6. По традиции мы привыкли ставить знак тождества между беллетристикой и вообще литературой. Конкретнее: литература – это беллетристика высоких художественных достоинств. Над вымыслом слезами обольюсь.
Однако Плутарх, «Дневник для Стеллы» Свифта или «Хожение за три моря» – литература: нон-фикшн. Просто сов. беллетристика, за жестокой цензурой печати, была и философией, и историей, и справкой, и мемуаром – общеизвестно.
Итак, прыгнул спрос на документалистику, мемуары, справочники, историю, философию – спрос на реальную информацию. Также опубликовали запрещенное ранее в беллетристике. Также нашлепали американских боевиков и быстро объелись.
И в начале девяностых удивились и взвыли: а современной литературы-то у нас нет! Только что была – а читать нечего. По другую сторону книжного прилавка взвыли писатели: нас не читают! не издают! катастрофа! о падение вкусов! Как дошел лучший в мире читатель до жизни такой? И очень просто: переставляя ноги попеременно.
7. Пожалуй, самой крупной фигурой в русской литературе 70-х был Трифонов. Почему не читают?
Есть нехитрый прием. Вот прекрасная книга о нашей жизни.
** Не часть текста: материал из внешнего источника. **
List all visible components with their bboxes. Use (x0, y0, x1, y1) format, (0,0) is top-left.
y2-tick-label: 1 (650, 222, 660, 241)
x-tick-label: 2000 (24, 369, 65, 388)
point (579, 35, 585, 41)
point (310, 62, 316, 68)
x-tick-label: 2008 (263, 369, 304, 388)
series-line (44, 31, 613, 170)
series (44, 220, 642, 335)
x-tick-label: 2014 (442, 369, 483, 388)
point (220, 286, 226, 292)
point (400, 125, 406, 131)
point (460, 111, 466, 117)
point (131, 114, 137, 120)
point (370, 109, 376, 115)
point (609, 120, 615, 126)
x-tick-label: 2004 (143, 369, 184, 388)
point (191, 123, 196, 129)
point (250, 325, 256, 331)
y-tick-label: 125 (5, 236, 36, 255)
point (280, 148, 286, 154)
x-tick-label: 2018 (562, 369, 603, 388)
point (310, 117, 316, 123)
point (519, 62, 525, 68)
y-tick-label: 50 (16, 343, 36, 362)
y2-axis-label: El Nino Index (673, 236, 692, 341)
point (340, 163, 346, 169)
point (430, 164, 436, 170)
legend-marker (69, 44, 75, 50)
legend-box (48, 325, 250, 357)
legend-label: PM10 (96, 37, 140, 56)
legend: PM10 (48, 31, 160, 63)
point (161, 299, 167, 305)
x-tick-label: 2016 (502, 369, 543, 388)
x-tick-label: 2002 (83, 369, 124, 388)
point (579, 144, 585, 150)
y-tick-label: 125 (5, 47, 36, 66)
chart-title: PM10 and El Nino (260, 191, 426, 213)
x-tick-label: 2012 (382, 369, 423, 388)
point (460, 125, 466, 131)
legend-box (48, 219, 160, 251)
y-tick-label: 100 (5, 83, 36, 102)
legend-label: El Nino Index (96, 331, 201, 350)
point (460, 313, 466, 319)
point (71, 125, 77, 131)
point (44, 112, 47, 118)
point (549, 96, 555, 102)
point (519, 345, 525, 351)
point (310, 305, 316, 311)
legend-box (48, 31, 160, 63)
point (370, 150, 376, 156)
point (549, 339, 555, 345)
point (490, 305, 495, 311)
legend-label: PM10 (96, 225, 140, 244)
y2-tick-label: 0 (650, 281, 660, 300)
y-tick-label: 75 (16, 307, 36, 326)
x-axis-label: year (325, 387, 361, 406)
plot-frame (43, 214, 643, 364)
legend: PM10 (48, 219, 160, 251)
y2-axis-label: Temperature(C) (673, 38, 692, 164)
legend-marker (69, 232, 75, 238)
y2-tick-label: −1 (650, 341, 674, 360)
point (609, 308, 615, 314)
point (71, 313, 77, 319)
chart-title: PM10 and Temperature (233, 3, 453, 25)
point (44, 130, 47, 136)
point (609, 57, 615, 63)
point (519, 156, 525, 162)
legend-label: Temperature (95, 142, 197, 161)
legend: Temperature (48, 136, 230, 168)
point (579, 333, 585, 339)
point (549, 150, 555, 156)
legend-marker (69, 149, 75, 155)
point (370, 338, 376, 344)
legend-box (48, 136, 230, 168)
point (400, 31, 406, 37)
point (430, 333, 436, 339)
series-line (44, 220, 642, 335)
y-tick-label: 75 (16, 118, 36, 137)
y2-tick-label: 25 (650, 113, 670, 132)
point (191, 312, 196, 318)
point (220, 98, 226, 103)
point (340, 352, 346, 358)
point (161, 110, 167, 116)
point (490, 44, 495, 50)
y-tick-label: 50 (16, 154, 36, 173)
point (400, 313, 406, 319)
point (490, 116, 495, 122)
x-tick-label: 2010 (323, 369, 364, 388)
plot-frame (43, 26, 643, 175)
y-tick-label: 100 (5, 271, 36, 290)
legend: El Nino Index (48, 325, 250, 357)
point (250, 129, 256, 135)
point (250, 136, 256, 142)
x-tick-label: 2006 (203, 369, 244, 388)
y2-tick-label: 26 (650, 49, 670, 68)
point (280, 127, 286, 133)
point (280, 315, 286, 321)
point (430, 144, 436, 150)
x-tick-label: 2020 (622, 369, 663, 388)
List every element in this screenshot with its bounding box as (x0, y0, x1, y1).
Мысленно перенеси ее действие из здесь и сейчас на сто лет назад в малоизвестную тебе страну. Если останется хороша и интересна – литература. Если нет – увы.
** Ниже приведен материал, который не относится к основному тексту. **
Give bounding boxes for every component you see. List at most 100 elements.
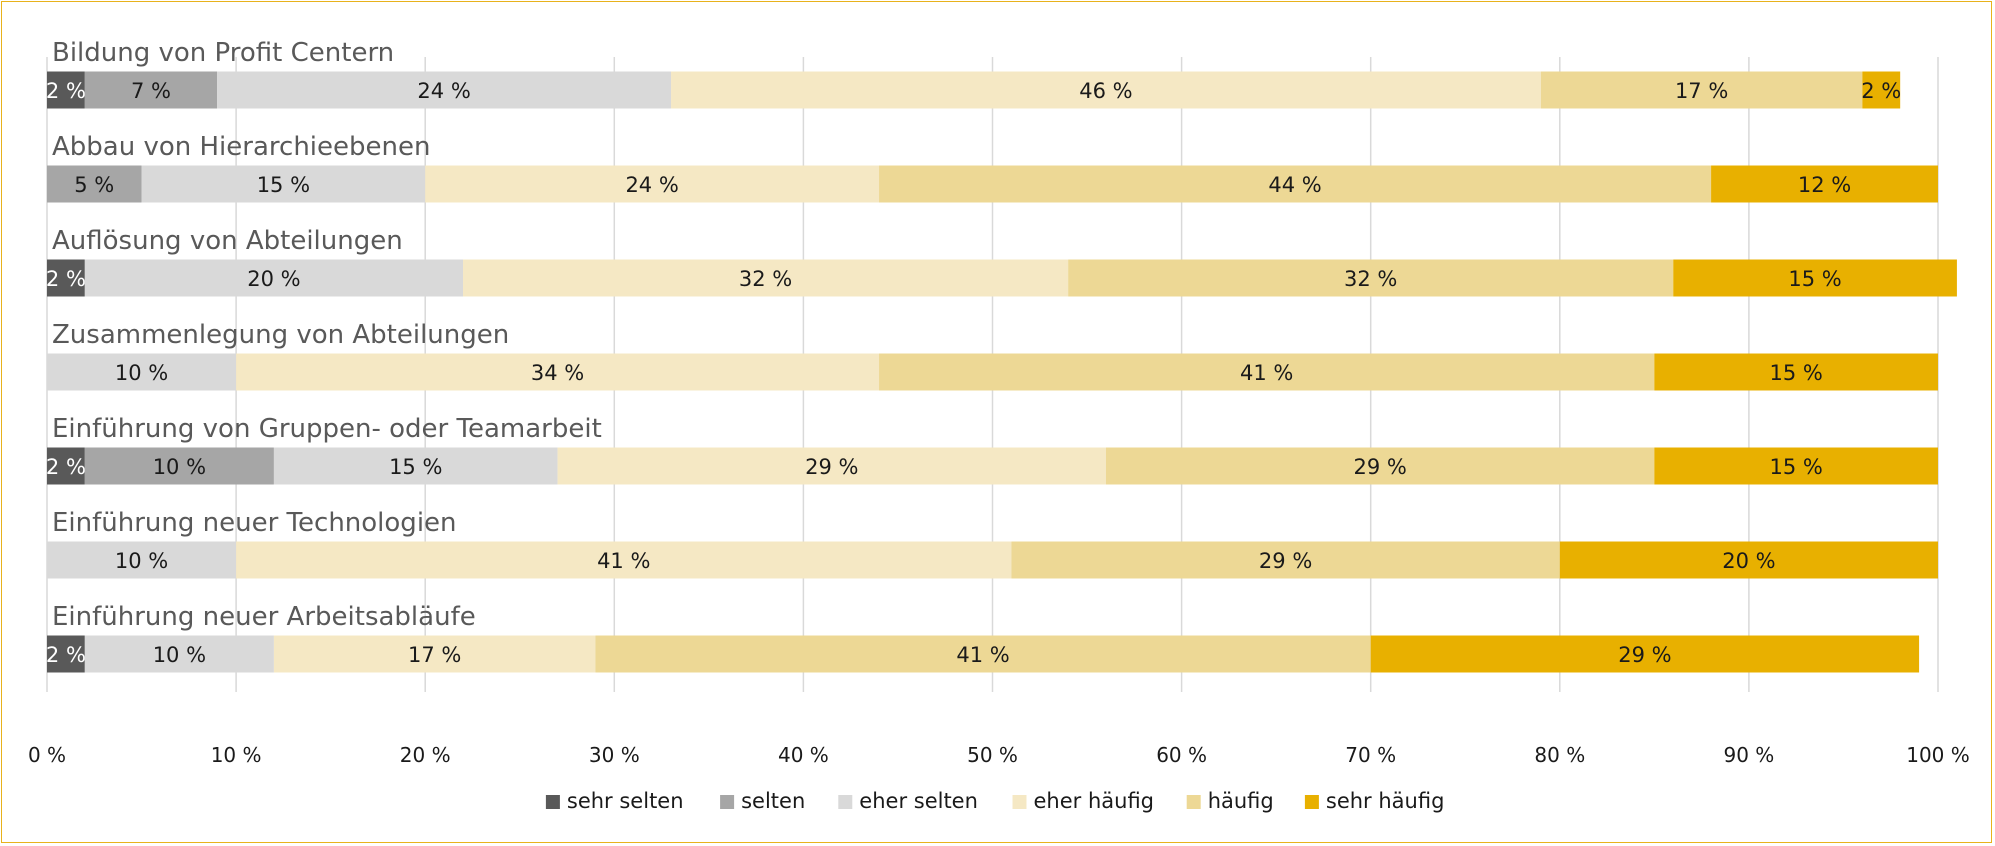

Что остается? Поэтика. Стиль. Мысль. Чувство. Остаются форма и интеллектуально-эмоциональное содержание. Остается суть. Акцент с оеалий снимается. Горькая судьба любимого соседа Васи превращается в судьбу пеона Хуана и перестает волновать.
В королевстве кривых зеркал Трифонов поднес интеллигенции простое зеркало, и она впечатлилась: «Это я, Господи!». Человек особенно внимателен и благодарен, когда ему говорят о нем самом.
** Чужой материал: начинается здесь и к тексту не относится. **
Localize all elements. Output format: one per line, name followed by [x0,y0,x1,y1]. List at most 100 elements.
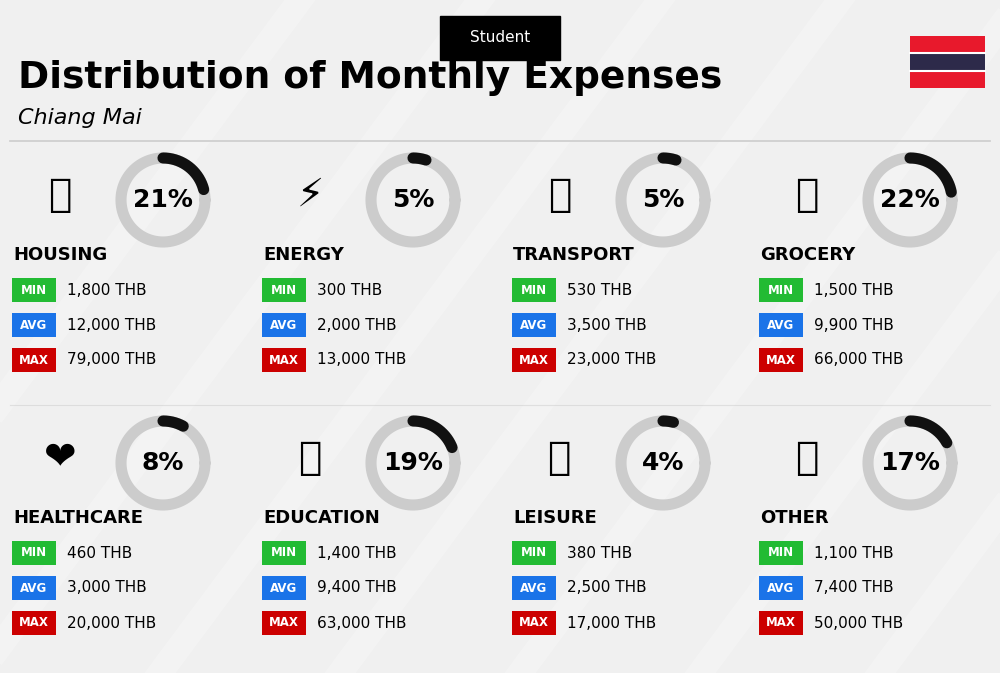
Text: 79,000 THB: 79,000 THB [67,353,156,367]
FancyBboxPatch shape [12,611,56,635]
Text: MAX: MAX [519,616,549,629]
FancyBboxPatch shape [759,611,803,635]
Text: MIN: MIN [521,283,547,297]
Text: HOUSING: HOUSING [13,246,107,264]
Text: ❤️: ❤️ [44,439,76,477]
Text: 17%: 17% [880,451,940,475]
FancyBboxPatch shape [512,576,556,600]
Text: 300 THB: 300 THB [317,283,382,297]
FancyBboxPatch shape [12,576,56,600]
Text: 🎓: 🎓 [298,439,322,477]
FancyBboxPatch shape [262,313,306,337]
FancyBboxPatch shape [262,348,306,372]
Text: 63,000 THB: 63,000 THB [317,616,406,631]
Text: MIN: MIN [271,546,297,559]
Text: ENERGY: ENERGY [263,246,344,264]
Text: 💰: 💰 [795,439,819,477]
Text: 21%: 21% [133,188,193,212]
Text: 1,500 THB: 1,500 THB [814,283,894,297]
Text: MIN: MIN [271,283,297,297]
FancyBboxPatch shape [12,278,56,302]
Bar [910,71,985,88]
Text: 5%: 5% [642,188,684,212]
Text: 22%: 22% [880,188,940,212]
Text: GROCERY: GROCERY [760,246,855,264]
Text: Chiang Mai: Chiang Mai [18,108,142,128]
Text: AVG: AVG [270,581,298,594]
Text: 4%: 4% [642,451,684,475]
FancyBboxPatch shape [512,313,556,337]
FancyBboxPatch shape [262,576,306,600]
FancyBboxPatch shape [12,348,56,372]
Text: 7,400 THB: 7,400 THB [814,581,894,596]
Text: 🚌: 🚌 [548,176,572,214]
Text: EDUCATION: EDUCATION [263,509,380,527]
Text: 66,000 THB: 66,000 THB [814,353,903,367]
Bar [910,36,985,53]
Text: 17,000 THB: 17,000 THB [567,616,656,631]
Text: LEISURE: LEISURE [513,509,597,527]
Text: AVG: AVG [767,581,795,594]
Text: TRANSPORT: TRANSPORT [513,246,635,264]
Text: 2,500 THB: 2,500 THB [567,581,647,596]
Text: MAX: MAX [766,353,796,367]
FancyBboxPatch shape [512,348,556,372]
Text: 13,000 THB: 13,000 THB [317,353,406,367]
Text: AVG: AVG [20,318,48,332]
Text: 5%: 5% [392,188,434,212]
Text: MIN: MIN [21,283,47,297]
Text: 9,900 THB: 9,900 THB [814,318,894,332]
Text: AVG: AVG [520,581,548,594]
Text: 8%: 8% [142,451,184,475]
FancyBboxPatch shape [12,313,56,337]
Text: MAX: MAX [519,353,549,367]
Text: AVG: AVG [520,318,548,332]
FancyBboxPatch shape [262,611,306,635]
FancyBboxPatch shape [759,348,803,372]
Text: 3,000 THB: 3,000 THB [67,581,147,596]
Text: AVG: AVG [767,318,795,332]
Text: 2,000 THB: 2,000 THB [317,318,397,332]
FancyBboxPatch shape [440,16,560,60]
Text: 50,000 THB: 50,000 THB [814,616,903,631]
Bar [910,53,985,71]
Text: 19%: 19% [383,451,443,475]
Text: MAX: MAX [19,353,49,367]
FancyBboxPatch shape [759,576,803,600]
FancyBboxPatch shape [512,278,556,302]
FancyBboxPatch shape [262,541,306,565]
FancyBboxPatch shape [759,278,803,302]
Text: 1,800 THB: 1,800 THB [67,283,147,297]
Text: MAX: MAX [269,616,299,629]
Text: 23,000 THB: 23,000 THB [567,353,656,367]
FancyBboxPatch shape [512,541,556,565]
Text: 9,400 THB: 9,400 THB [317,581,397,596]
Text: Distribution of Monthly Expenses: Distribution of Monthly Expenses [18,60,722,96]
Text: AVG: AVG [270,318,298,332]
Text: MAX: MAX [269,353,299,367]
Text: MIN: MIN [521,546,547,559]
Text: 20,000 THB: 20,000 THB [67,616,156,631]
Text: 🛒: 🛒 [795,176,819,214]
Text: ⚡: ⚡ [296,176,324,214]
Text: 1,400 THB: 1,400 THB [317,546,397,561]
Text: MIN: MIN [21,546,47,559]
FancyBboxPatch shape [759,313,803,337]
Text: 3,500 THB: 3,500 THB [567,318,647,332]
Text: 1,100 THB: 1,100 THB [814,546,894,561]
Text: AVG: AVG [20,581,48,594]
Text: 🛍️: 🛍️ [548,439,572,477]
FancyBboxPatch shape [262,278,306,302]
Text: Student: Student [470,30,530,46]
Text: 380 THB: 380 THB [567,546,632,561]
Text: MIN: MIN [768,546,794,559]
Text: HEALTHCARE: HEALTHCARE [13,509,143,527]
Text: 530 THB: 530 THB [567,283,632,297]
Text: 12,000 THB: 12,000 THB [67,318,156,332]
Text: OTHER: OTHER [760,509,829,527]
Text: 🏫: 🏫 [48,176,72,214]
Text: MAX: MAX [19,616,49,629]
Text: MAX: MAX [766,616,796,629]
Text: 460 THB: 460 THB [67,546,132,561]
FancyBboxPatch shape [759,541,803,565]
Феномен Трифонова не в его текстах, а в резонансе адресата. Чем тише кругом – тем сильнее резонанс. Испытание временем это обнажение сути.
Феномен схода со сцены его книг обусловлен переменой жизни. Блеска стиля, остроты сюжета, глубины мысли, яркости чувства не было. Была вязкость совковой жизни.
8. Вязкость жизни, отраженная вязкостью стиля, вывела из живого обращения прекрасные книги Маканина. Вот уж где были парадоксы мысли и кульбиты сюжета. Но у читателя девяностых уже не стало того ресурса энергии чтения, которая позволяет продираться по глинистой колее под рев мотора на демультипликаторе при четырех ведущих. Энергия пошла на дела жизни. Трудиться над чтением никто больше не хотел.
9. Самым популярным драматургом предперестроечного времени был, пожалуй, Горин. Работал Горин в жанре ремейка с наибольшим успехом. «Мюнхгаузен» в постановке Захарова стал суперхитом.
Хороший ремейк эффектен, изящен и многозначен. Мы смотрим (читаем) одно, одновременно помним другое и подразумеваем третье.
Расцвет ремейка приходится на периоды упадка. Он лишен главного качества литературы – креативности. Созидательного начала. Новые миры духовной жизни не создаются – подразумеваются и обыгрываются старые. Ремейки меняются – основа пребывает.
Талант Горина бесспорен. Но в «Мюнхгаузене» он автоматически плюсуется на талант Распэ и воспринимается вкупе с ним. О, сам Распэ был куда проще, куда менее изящен, многозначен и глубок. Вот только Мюнхгаузена построил он и тем остался в литературе.
10. Хрущев мог одобрить публикацию «Ивана Денисовича», потому что там, как ни верти, была народность, и даже была определенная партийность, черт возьми, и были ноты психологического и исторического оптимизма. Как ни крут материал повести, но построена она со знанием и учетом законов социалистического реализма.